改訂新版 世界大百科事典 「フラミニヌス」の意味・わかりやすい解説
フラミニヌス
Titus Quinctius Flamininus
生没年:前229?-前174
第2次マケドニア戦争(前200-前197)を勝利に導いたローマの将軍。30歳の若さでコンスルとして指揮権を握り,アイトリア同盟等の協力を得てテッサリアのキュノスケファライでマケドニア軍に大勝(前197),フィリッポス5世の勢力をギリシア・小アジア全土から駆逐した。
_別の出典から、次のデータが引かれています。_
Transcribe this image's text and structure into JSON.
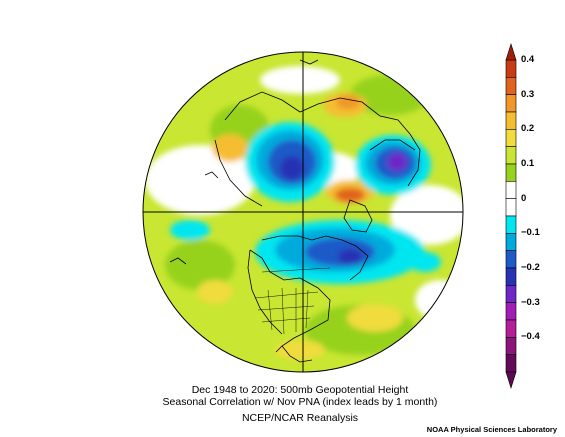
{
  "map": {
    "projection": "north-polar-stereographic",
    "field": "500mb geopotential height correlation"
  },
  "caption": {
    "line1": "Dec 1948 to 2020: 500mb Geopotential Height",
    "line2": "Seasonal Correlation w/ Nov PNA (index leads by 1 month)",
    "line3": "NCEP/NCAR Reanalysis"
  },
  "credit": "NOAA Physical Sciences Laboratory",
  "colorbar": {
    "labels": [
      "0.4",
      "0.3",
      "0.2",
      "0.1",
      "0",
      "−0.1",
      "−0.2",
      "−0.3",
      "−0.4"
    ],
    "bins": [
      {
        "color": "#c83c14"
      },
      {
        "color": "#e0641e"
      },
      {
        "color": "#f0962a"
      },
      {
        "color": "#f5be30"
      },
      {
        "color": "#f0dc3c"
      },
      {
        "color": "#c8e632"
      },
      {
        "color": "#96d21e"
      },
      {
        "color": "#ffffff"
      },
      {
        "color": "#ffffff"
      },
      {
        "color": "#00e6f0"
      },
      {
        "color": "#00aadc"
      },
      {
        "color": "#1e5ac8"
      },
      {
        "color": "#2832b4"
      },
      {
        "color": "#6e28c8"
      },
      {
        "color": "#a01eb4"
      },
      {
        "color": "#b41e96"
      },
      {
        "color": "#8c147a"
      },
      {
        "color": "#640a5a"
      }
    ],
    "top_arrow_color": "#a01e0a",
    "bottom_arrow_color": "#5a0a50"
  }
}
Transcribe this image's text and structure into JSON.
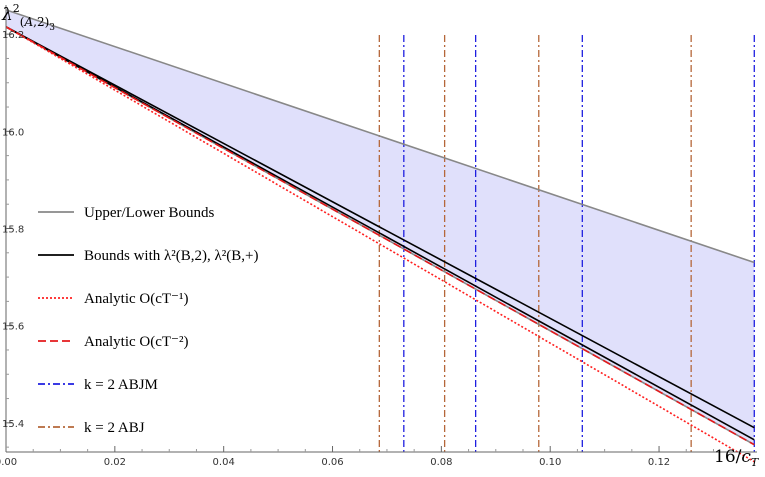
{
  "chart_data": {
    "type": "line",
    "title": "",
    "xlabel": "16/cT",
    "ylabel": "λ²(A,2)3",
    "xlim": [
      0,
      0.138
    ],
    "ylim": [
      15.34,
      16.26
    ],
    "x_ticks": [
      0.0,
      0.02,
      0.04,
      0.06,
      0.08,
      0.1,
      0.12
    ],
    "x_tick_labels": [
      "0.00",
      "0.02",
      "0.04",
      "0.06",
      "0.08",
      "0.10",
      "0.12"
    ],
    "y_ticks": [
      15.4,
      15.6,
      15.8,
      16.0,
      16.2
    ],
    "y_tick_labels": [
      "15.4",
      "15.6",
      "15.8",
      "16.0",
      "16.2"
    ],
    "shaded_region": {
      "fill": "#e0e0fb",
      "upper": [
        [
          0,
          16.25
        ],
        [
          0.1375,
          15.73
        ]
      ],
      "lower": [
        [
          0,
          16.215
        ],
        [
          0.1375,
          15.355
        ]
      ]
    },
    "series": [
      {
        "name": "Upper/Lower Bounds",
        "color": "#888888",
        "dash": "solid",
        "width": 1.6,
        "points": [
          [
            0,
            16.25
          ],
          [
            0.1375,
            15.73
          ]
        ]
      },
      {
        "name": "Upper/Lower Bounds",
        "color": "#888888",
        "dash": "solid",
        "width": 1.6,
        "points": [
          [
            0,
            16.215
          ],
          [
            0.1375,
            15.355
          ]
        ]
      },
      {
        "name": "Bounds with",
        "color": "#000000",
        "dash": "solid",
        "width": 1.6,
        "points": [
          [
            0,
            16.215
          ],
          [
            0.1375,
            15.39
          ]
        ]
      },
      {
        "name": "Bounds with",
        "color": "#000000",
        "dash": "solid",
        "width": 1.6,
        "points": [
          [
            0,
            16.215
          ],
          [
            0.1375,
            15.365
          ]
        ]
      },
      {
        "name": "Analytic O(cT^-2)",
        "color": "#e41a1c",
        "dash": "8,4",
        "width": 1.6,
        "points": [
          [
            0,
            16.215
          ],
          [
            0.1375,
            15.355
          ]
        ]
      },
      {
        "name": "Analytic O(cT^-1)",
        "color": "#ff2020",
        "dash": "2,2",
        "width": 1.6,
        "points": [
          [
            0,
            16.215
          ],
          [
            0.1375,
            15.32
          ]
        ]
      }
    ],
    "vlines": [
      {
        "name": "k = 2 ABJM",
        "color": "#1f1fe0",
        "dash": "7,3,2,3",
        "x": [
          0.0731,
          0.0863,
          0.1059,
          0.1375
        ]
      },
      {
        "name": "k = 2 ABJ",
        "color": "#b5673a",
        "dash": "7,3,2,3",
        "x": [
          0.0686,
          0.0806,
          0.0979,
          0.1259
        ]
      }
    ],
    "legend": {
      "placement": "left",
      "entries": [
        {
          "label": "Upper/Lower Bounds",
          "color": "#888888",
          "dash": "solid"
        },
        {
          "label": "Bounds with λ²(B,2), λ²(B,+)",
          "color": "#000000",
          "dash": "solid"
        },
        {
          "label": "Analytic O(cT⁻¹)",
          "color": "#ff2020",
          "dash": "2,2"
        },
        {
          "label": "Analytic O(cT⁻²)",
          "color": "#e41a1c",
          "dash": "8,4"
        },
        {
          "label": "k = 2 ABJM",
          "color": "#1f1fe0",
          "dash": "7,3,2,3"
        },
        {
          "label": "k = 2 ABJ",
          "color": "#b5673a",
          "dash": "7,3,2,3"
        }
      ]
    }
  }
}
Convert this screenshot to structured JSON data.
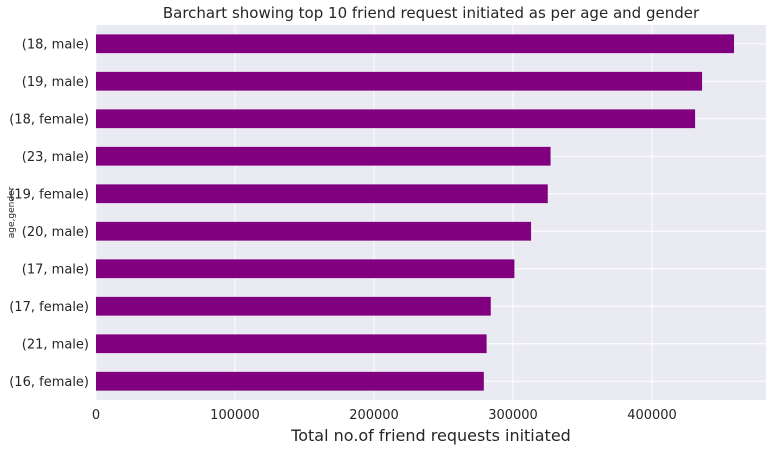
{
  "chart_data": {
    "type": "bar",
    "orientation": "horizontal",
    "title": "Barchart showing top 10 friend request initiated as per age and gender",
    "xlabel": "Total no.of friend requests initiated",
    "ylabel": "age,gender",
    "categories": [
      "(18, male)",
      "(19, male)",
      "(18, female)",
      "(23, male)",
      "(19, female)",
      "(20, male)",
      "(17, male)",
      "(17, female)",
      "(21, male)",
      "(16, female)"
    ],
    "values": [
      459000,
      436000,
      431000,
      327000,
      325000,
      313000,
      301000,
      284000,
      281000,
      279000
    ],
    "xlim": [
      0,
      482000
    ],
    "xticks": [
      0,
      100000,
      200000,
      300000,
      400000
    ],
    "xtick_labels": [
      "0",
      "100000",
      "200000",
      "300000",
      "400000"
    ],
    "grid": true,
    "colors": {
      "bar": "#800080",
      "background": "#eaeaf2",
      "grid": "#ffffff"
    }
  }
}
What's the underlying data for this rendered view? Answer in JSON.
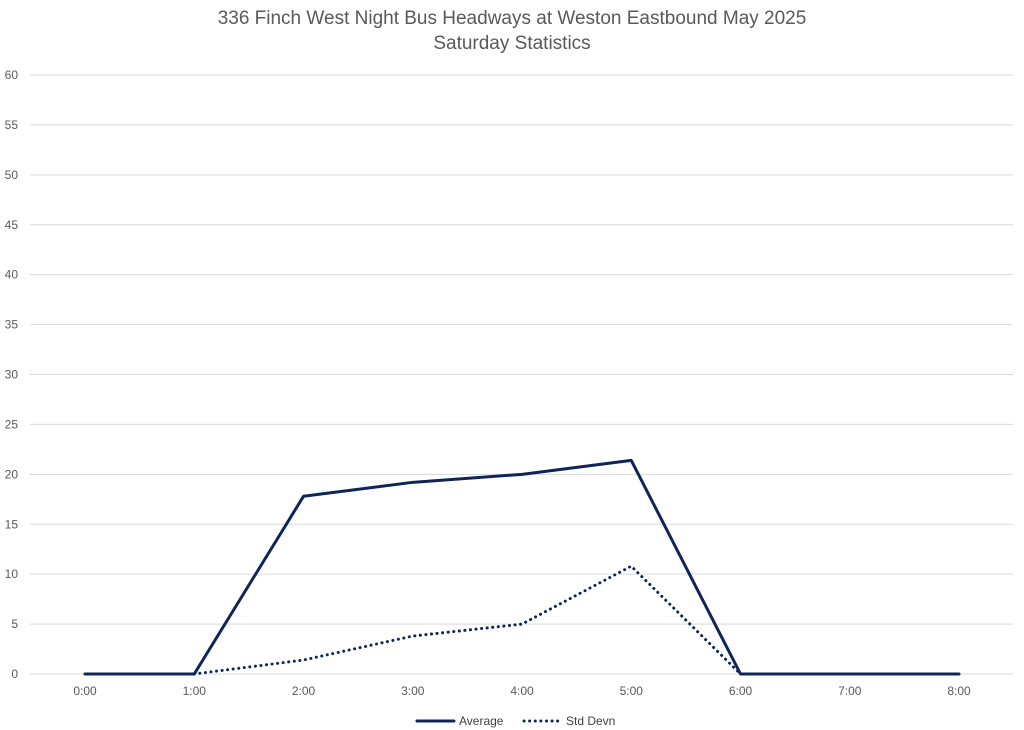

翌年,コリントスのイストミア祭に臨んでギリシア人の自由を宣言,ローマ軍の撤退を約してギリシア人から〈救い主〉と感謝された。しかしその実,彼の考える〈自由〉とは各ポリスの親ローマ的富裕市民による寡頭支配確立にほかならず,スパルタ王ナビスの市民間の貧富の差の解消をめざす改革には激しい妨害を加えた。このような〈自由〉の名による干渉は,この後のローマの対ギリシア政策の基調となる。ローマへの凱旋(前194)後は,ギリシア人のパトロンとして東方外交を牛耳り,前183年にはビテュニア王宮廷にいたハンニバルの引渡しを要求して,彼を自殺に追い込んでいる。